Нафанаил немного подумал и снял маслёнку. Его голова сверкала на солнце торжественным металлическим блеском, но сзади, на затылке, спрятавшаяся от бдительного взгляда, притаилась плохо затёртая ржавчина.
– С Великим и Ужасным запросто разговаривали! – воодушевлённо продолжал Дровосек. – Было, брат, дело! А помнишь, Страшила, как мы с тобой спорили? Ты мне всё талдычил, что важнее всего мозги, а я тебе доказывал, что самое главное в жизни – сердце. Ты мне этими своими мозгами плешь протёр, право слово… Хо-хо… Молодые были, глупые! А это моя жена, урожденная мигунья. Дальняя родственница, между нами, господина Фледа. Да-да, того самого… Впрочем, тебе он, верно, не знаком, куда нам с тобой до него… Не бойся, сын! Подойди к Страшиле поближе. Я тебе о нём, помнится, как-то рассказывал…
Нафанаил немного подумал, подходить к Страшиле не решился и спрятался за железную спину отца.
– Ну, как живешь, друг? – спросил Страшила, восторженно глядя на Дровосека. – Служишь где? Дослужился?
– Служу, милый мой! В министерстве путей сообщения уже второй год и кабинетик собственный имею. Жалованье неважное… ну, да бог с ним! Поперву-то высоконько взлетел, чуть не в самые управляющие, да не удержался, мозгов, хе-хе, не хватило. Всё же прав ты был тогда, мозги надо было у Гудвина просить. Без мозгов, брат ты мой соломенный, наверх не взберёшься… Да и ладно!

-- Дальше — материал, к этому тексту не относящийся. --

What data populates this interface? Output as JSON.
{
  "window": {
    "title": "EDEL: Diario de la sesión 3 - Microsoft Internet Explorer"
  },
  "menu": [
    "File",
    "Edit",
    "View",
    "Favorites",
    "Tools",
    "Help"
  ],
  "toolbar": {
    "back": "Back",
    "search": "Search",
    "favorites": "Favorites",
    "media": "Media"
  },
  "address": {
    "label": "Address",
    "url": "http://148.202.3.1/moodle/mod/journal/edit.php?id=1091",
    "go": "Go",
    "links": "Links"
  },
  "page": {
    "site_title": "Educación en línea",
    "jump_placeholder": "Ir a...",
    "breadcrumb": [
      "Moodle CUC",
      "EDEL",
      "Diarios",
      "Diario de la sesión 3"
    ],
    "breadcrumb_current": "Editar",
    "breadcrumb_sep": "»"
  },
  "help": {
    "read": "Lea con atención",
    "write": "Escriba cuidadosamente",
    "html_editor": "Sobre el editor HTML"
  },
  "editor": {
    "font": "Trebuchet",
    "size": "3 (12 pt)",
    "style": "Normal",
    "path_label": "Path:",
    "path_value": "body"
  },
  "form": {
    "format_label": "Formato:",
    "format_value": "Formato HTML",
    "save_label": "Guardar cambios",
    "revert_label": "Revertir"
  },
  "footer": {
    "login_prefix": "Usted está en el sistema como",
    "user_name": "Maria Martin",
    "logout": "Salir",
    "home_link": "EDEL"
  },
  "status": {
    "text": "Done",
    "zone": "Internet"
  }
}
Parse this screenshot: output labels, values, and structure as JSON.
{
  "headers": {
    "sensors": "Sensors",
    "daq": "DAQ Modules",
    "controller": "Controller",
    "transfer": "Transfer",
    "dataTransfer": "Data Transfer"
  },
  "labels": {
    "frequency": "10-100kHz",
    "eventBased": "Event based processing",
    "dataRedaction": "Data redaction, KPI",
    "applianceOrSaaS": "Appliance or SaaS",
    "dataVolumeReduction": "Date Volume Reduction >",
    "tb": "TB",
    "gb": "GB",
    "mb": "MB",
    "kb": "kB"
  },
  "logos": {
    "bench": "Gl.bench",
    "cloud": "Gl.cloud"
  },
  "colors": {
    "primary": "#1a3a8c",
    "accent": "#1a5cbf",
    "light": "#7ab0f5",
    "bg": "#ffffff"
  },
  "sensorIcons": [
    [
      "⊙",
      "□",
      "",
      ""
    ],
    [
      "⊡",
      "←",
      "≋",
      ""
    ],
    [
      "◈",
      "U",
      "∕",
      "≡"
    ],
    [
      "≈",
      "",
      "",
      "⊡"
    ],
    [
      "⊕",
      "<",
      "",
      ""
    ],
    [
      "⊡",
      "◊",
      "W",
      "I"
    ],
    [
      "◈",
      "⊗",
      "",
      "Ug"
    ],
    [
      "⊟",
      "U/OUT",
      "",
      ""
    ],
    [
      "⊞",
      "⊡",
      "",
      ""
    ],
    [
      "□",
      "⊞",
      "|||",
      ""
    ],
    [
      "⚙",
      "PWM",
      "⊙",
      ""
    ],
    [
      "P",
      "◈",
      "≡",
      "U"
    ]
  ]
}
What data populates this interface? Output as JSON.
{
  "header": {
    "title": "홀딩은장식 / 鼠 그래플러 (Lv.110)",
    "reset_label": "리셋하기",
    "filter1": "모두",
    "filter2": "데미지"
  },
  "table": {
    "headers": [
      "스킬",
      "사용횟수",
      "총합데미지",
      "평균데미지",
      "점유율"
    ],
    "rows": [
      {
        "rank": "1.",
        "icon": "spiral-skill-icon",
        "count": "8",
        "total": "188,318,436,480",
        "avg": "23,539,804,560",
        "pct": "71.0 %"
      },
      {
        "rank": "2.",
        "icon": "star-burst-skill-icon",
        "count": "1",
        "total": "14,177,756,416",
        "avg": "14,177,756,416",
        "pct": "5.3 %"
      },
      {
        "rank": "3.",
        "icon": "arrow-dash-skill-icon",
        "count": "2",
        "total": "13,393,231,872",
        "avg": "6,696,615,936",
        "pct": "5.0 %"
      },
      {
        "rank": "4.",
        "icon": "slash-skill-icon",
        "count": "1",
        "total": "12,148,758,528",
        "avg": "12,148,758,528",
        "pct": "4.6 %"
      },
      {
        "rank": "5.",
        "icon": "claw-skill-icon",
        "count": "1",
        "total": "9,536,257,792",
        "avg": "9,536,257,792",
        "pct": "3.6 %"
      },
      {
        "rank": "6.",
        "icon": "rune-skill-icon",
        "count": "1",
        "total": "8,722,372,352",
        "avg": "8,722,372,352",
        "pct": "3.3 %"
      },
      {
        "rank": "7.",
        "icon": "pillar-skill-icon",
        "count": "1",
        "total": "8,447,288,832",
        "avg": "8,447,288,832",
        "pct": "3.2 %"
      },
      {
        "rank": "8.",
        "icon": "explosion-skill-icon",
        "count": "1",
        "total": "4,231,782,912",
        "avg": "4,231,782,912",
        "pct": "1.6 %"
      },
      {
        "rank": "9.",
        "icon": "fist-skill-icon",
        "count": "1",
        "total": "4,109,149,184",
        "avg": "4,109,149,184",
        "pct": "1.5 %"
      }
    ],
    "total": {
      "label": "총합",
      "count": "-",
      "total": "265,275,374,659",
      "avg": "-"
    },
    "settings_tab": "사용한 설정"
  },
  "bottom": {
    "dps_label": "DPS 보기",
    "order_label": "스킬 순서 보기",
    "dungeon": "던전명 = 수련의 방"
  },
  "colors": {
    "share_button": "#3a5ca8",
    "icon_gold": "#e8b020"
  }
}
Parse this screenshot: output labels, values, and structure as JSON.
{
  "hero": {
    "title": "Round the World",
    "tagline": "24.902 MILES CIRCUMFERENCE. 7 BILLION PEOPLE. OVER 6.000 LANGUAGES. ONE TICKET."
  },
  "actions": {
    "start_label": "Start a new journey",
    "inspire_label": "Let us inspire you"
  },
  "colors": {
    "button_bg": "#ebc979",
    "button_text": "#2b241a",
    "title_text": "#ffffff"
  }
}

Меньше хлопот, спокойнее сердцу. Жена уроки музыки дает, я инструмент приватно выделываю. Молотки, ножи, топоры. Отличный инструмент! По две монеты за штуку продаю. Если кто берет десять штук и более, тому, понимаешь, уступка. Пробавляемся кое-как… Ну, а ты что? Небось, уже в секретари выбился? А?

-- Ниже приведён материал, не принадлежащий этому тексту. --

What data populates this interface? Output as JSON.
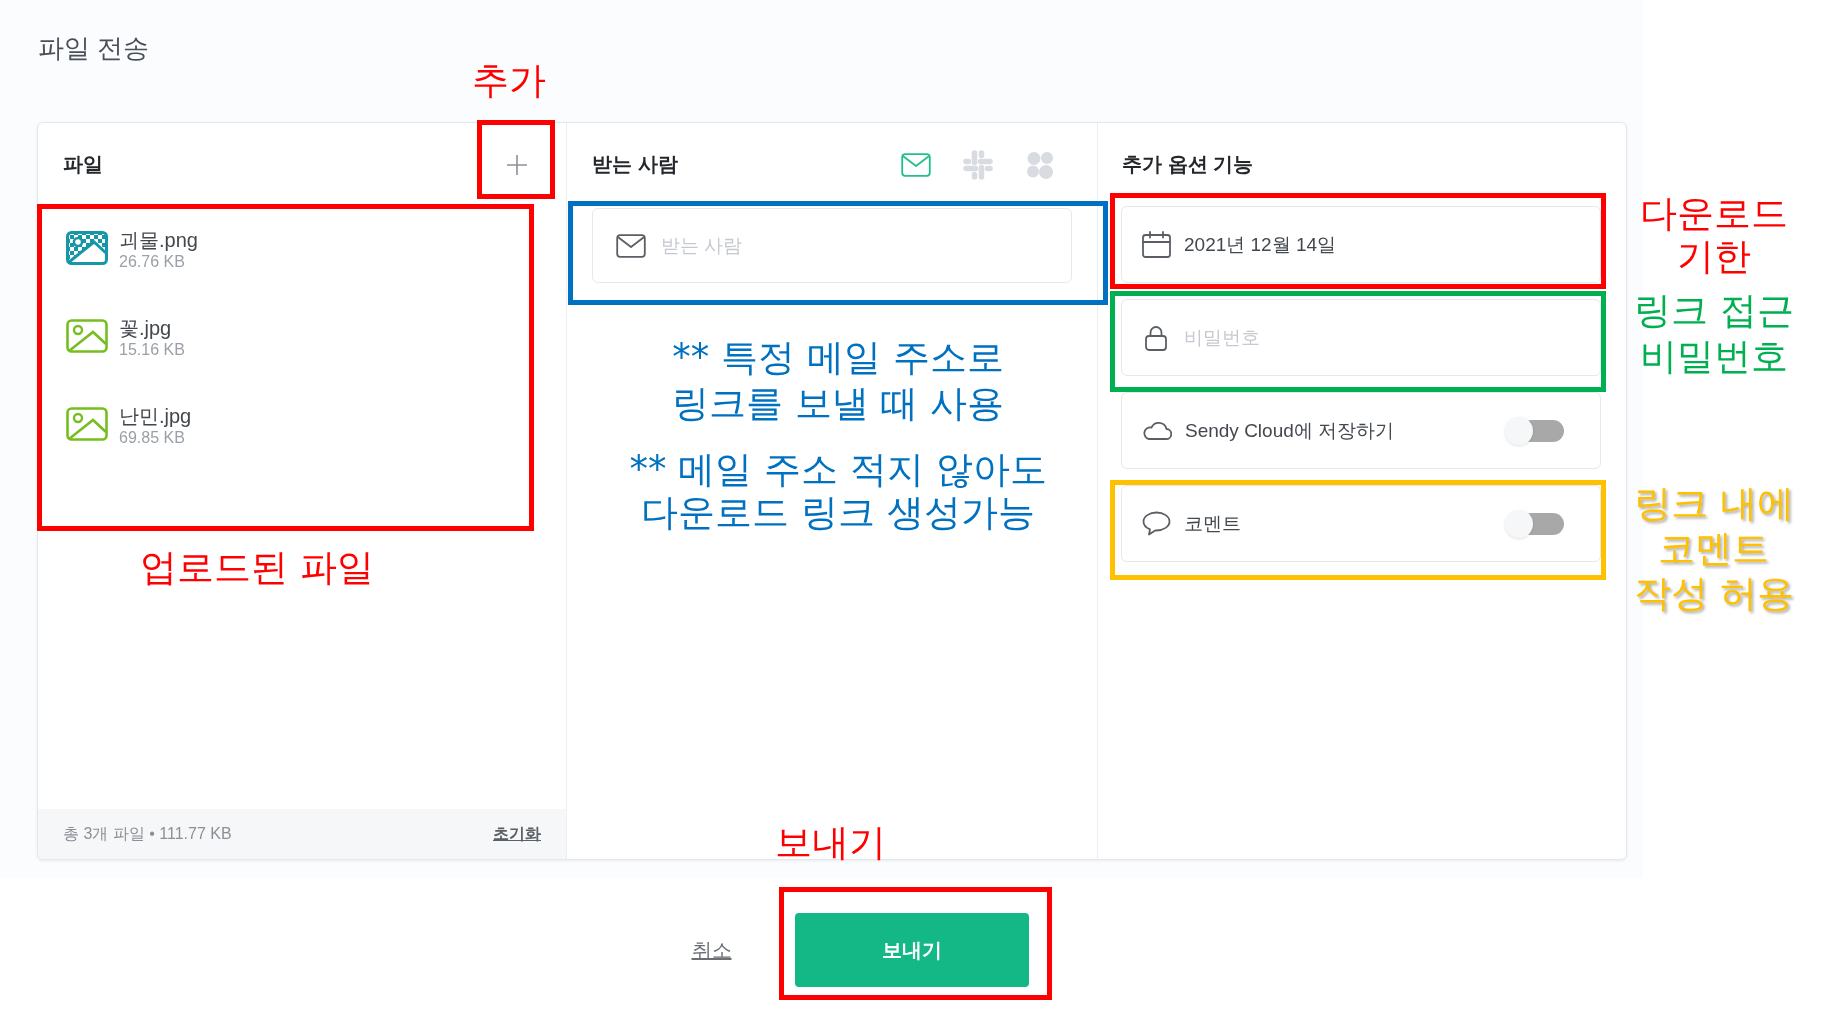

– Нет, милый мой, поднимай повыше, – лукаво улыбнулся Страшила нарисованным ртом. – Я уже до министра дослужился… Две изумрудные звезды имею. Причём, заметь, без протэкции, исключительно своими родными иголками и булавками. Да-с.
Дровосек вдруг застыл, мигнул испуганно, но скоро лицо его распахнулось на две половинки широчайшей улыбкой; казалось, что от лица и глаз его посыпались искры. Сам он сгорбился, сложился, потускнел… Его чемоданы, узлы и ящички оплыли и расселись… Длинный нос жены стал еще длиннее; Нафанаил вытянулся во фрунт и судорожно застегнул все пуговки своего мундира…
– Я, ваше превосходительство… Очень приятно-с! Друг, можно сказать, беззаботной юности и вдруг вышли в такие вельможи-с! Хи-хи-с.
– Ну, полно! – поморщился Страшила. – Для чего этот тон? Мы с тобой давние друзья – и к чему тут это чинопочитание!
– Помилуйте… Что вы-с… – захихикал Дровосек, еще более складываясь. – Милостивое внимание вашего превосходительства… вроде как бы живительный порошок… Это вот, ваше превосходительство, сын мой Нафанаил… жена Луиза, мигунья, некоторым образом…
– Экий ты, право, сделался угодливый, – с досадой произнёс Страшила. – А ведь прежде ты совсем иначе со мной держался.
– Виноват-с, – согнулся в поклоне Дровосек. – Прежде мы к стыду своему не знали-с…
– Ну а сердце-то твоё как? – спросил Страшила, пытаясь вернуть разговор в дружескую ноту. – Не жалуешься?
– Не извольте беспокоиться! Стучит-с, – Дровосек аккуратно ударил себя ладонью в худую гулкую грудь. – Вот не поверил в ту пору в мудрость вашего превосходительства, выпросил себе никчёмную вовсе в хозяйстве вещь…
– Что ж ты, друг милый, о сердце своём так пренебрежно отзываешься? Ведь кабы не оно, пожалуй, и семьёй бы не обзавёлся. Разве нет?
– Со всех сторон вы правы, ваше превосходительство господин министр, – умильно зачастил Дровосек, упорно не замечая страдающую гримасу на лице Страшилы. – Только ведь вы в мудрости своей силу ума преумножили, посредством чего в люди вышли, поднялись до высот, нам простым смертным недоступных… А сердце… Что сердце? Ни прибытка от него, ни пользы-с.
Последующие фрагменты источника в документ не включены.